Known for scoring flashy, effects-laden studio films for directors such as Tony and Ridley Scott, Michael Bay, and Ben Affleck among numerous others, composer Harry Gregson-Williams was excited to take a more subtle approach to the music for director Niki Caro’s, The Zookeeper’s Wife, the true account of Antonina (Jessica Chastain) and Jan Zabinski (Johan Heldenbergh), keepers of the Warsaw zoo, who helped save hundreds of Jews during the German occupation of Poland.

For the composer, it all began with a call from his agent, the director wanted to meet him in her cutting room. He was deeply affected by the scenes that he was shown and offered to write some music immediately. With his vast experience, he would normally be asked to do a film out right. He would not normally do “a demo,” but for this film, he wanted to experiment.

Overnight Gregson-Williams wrote a cue based upon a traditional Hebrew seder, a ritual feast observed during Passover. The seder song, sung by a young girl raped by occupation solders in the film, inspired him to write “Burning the Ghetto,” his favorite cue in the movie. He was impressed with actress Shira Haas who played the part.

During his research, he discovered these songs go back hundreds of years. Not restricted by any copyrights, he traced one of the traditional tunes, finding a melody that became the main theme in the film. He played it for Caro the next day and she immediately “slotted it into her film in a really important spot.”

For the World War II drama, Caro did not want the music to be overly dramatic or emotionally lead the viewer. The score needed to be part of the storytelling, with a soft touch that supported the acting and on occasion highlighted the subtext of what was happening on screen. The post team was determined to retain within the music some of the innocence and beauty portrayed in the happy opening of the film before war transformed the characters’ lives.

“The music is sometimes melancholy,” noted Gregson-Williams.

Chastain’s character plays the piano, so Gregson-Williams thought it was fitting to use piano as a key instrument in the score. “It’s not going to rub against the time frame of the movie which takes from 1939 to the mid-1940’s. It definitely was not going to be a synth score. I always was going to be an organic and partly orchestral score.”
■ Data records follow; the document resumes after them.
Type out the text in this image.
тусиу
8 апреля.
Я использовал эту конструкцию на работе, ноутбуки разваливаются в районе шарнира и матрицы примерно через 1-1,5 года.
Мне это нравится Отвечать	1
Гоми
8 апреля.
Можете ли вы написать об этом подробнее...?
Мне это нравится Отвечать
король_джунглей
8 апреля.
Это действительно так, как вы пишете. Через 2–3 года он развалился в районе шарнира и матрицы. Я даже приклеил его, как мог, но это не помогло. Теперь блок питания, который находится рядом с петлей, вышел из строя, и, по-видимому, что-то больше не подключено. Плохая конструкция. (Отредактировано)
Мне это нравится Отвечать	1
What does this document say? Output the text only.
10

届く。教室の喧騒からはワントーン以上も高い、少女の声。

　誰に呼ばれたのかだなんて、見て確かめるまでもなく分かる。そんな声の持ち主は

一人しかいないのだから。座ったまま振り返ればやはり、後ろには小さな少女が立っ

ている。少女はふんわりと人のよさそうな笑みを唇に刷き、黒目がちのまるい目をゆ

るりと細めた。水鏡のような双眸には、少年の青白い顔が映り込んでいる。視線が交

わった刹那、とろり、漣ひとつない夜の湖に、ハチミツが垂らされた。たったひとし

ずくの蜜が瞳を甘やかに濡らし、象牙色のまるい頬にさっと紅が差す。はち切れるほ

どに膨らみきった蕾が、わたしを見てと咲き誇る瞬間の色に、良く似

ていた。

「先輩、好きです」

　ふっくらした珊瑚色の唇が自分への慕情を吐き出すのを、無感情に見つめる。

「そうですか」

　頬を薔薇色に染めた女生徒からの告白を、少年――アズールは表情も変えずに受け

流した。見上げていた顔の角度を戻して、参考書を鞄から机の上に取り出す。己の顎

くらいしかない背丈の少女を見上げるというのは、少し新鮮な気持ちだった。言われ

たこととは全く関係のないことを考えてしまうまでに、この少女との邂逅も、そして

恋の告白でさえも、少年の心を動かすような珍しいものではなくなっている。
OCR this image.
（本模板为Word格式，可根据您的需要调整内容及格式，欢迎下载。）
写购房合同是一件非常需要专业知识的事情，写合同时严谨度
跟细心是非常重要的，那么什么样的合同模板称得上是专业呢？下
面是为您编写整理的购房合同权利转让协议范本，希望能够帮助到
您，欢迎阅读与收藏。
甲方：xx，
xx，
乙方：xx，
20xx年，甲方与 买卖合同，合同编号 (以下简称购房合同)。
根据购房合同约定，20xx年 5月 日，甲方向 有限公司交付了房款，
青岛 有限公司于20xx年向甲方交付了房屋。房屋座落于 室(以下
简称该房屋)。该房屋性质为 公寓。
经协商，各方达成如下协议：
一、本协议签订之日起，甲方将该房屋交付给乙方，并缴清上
Gregson-Williams did not go for a symphonic orchestra, but rather more of a chamber sound. He used a lot of guitar, smaller strung instruments, and solo strings. Hints of Jewish music were inserted into the score through the use of woodwinds, such as a single clarinet picking out a melody on top of a bed of strings. In tense moments percussion was used to add pace and a sense of urgency, but because each drum has its “own voice,” he was careful selecting the right instrument and its placement. His preference was also “hands on drumming.”

The composer feels the story resonates deeply with people because, “The farther away we get from that age, the more unbelievable it is that these things actually happened. Not just the bravery of some of these people, but also the evil of some of the other people. My mother and father were small children in London. They were evacuated to the country during the war. We had a few stories growing up about that. I have no experience of anything remotely like that.”

When a composer has the opportunity to work with a director more that once, they develop a shorthand and style together. Gregson-Williams’ hope is that The Zookeeper’s Wife is the start of an enduring relationship with Caro.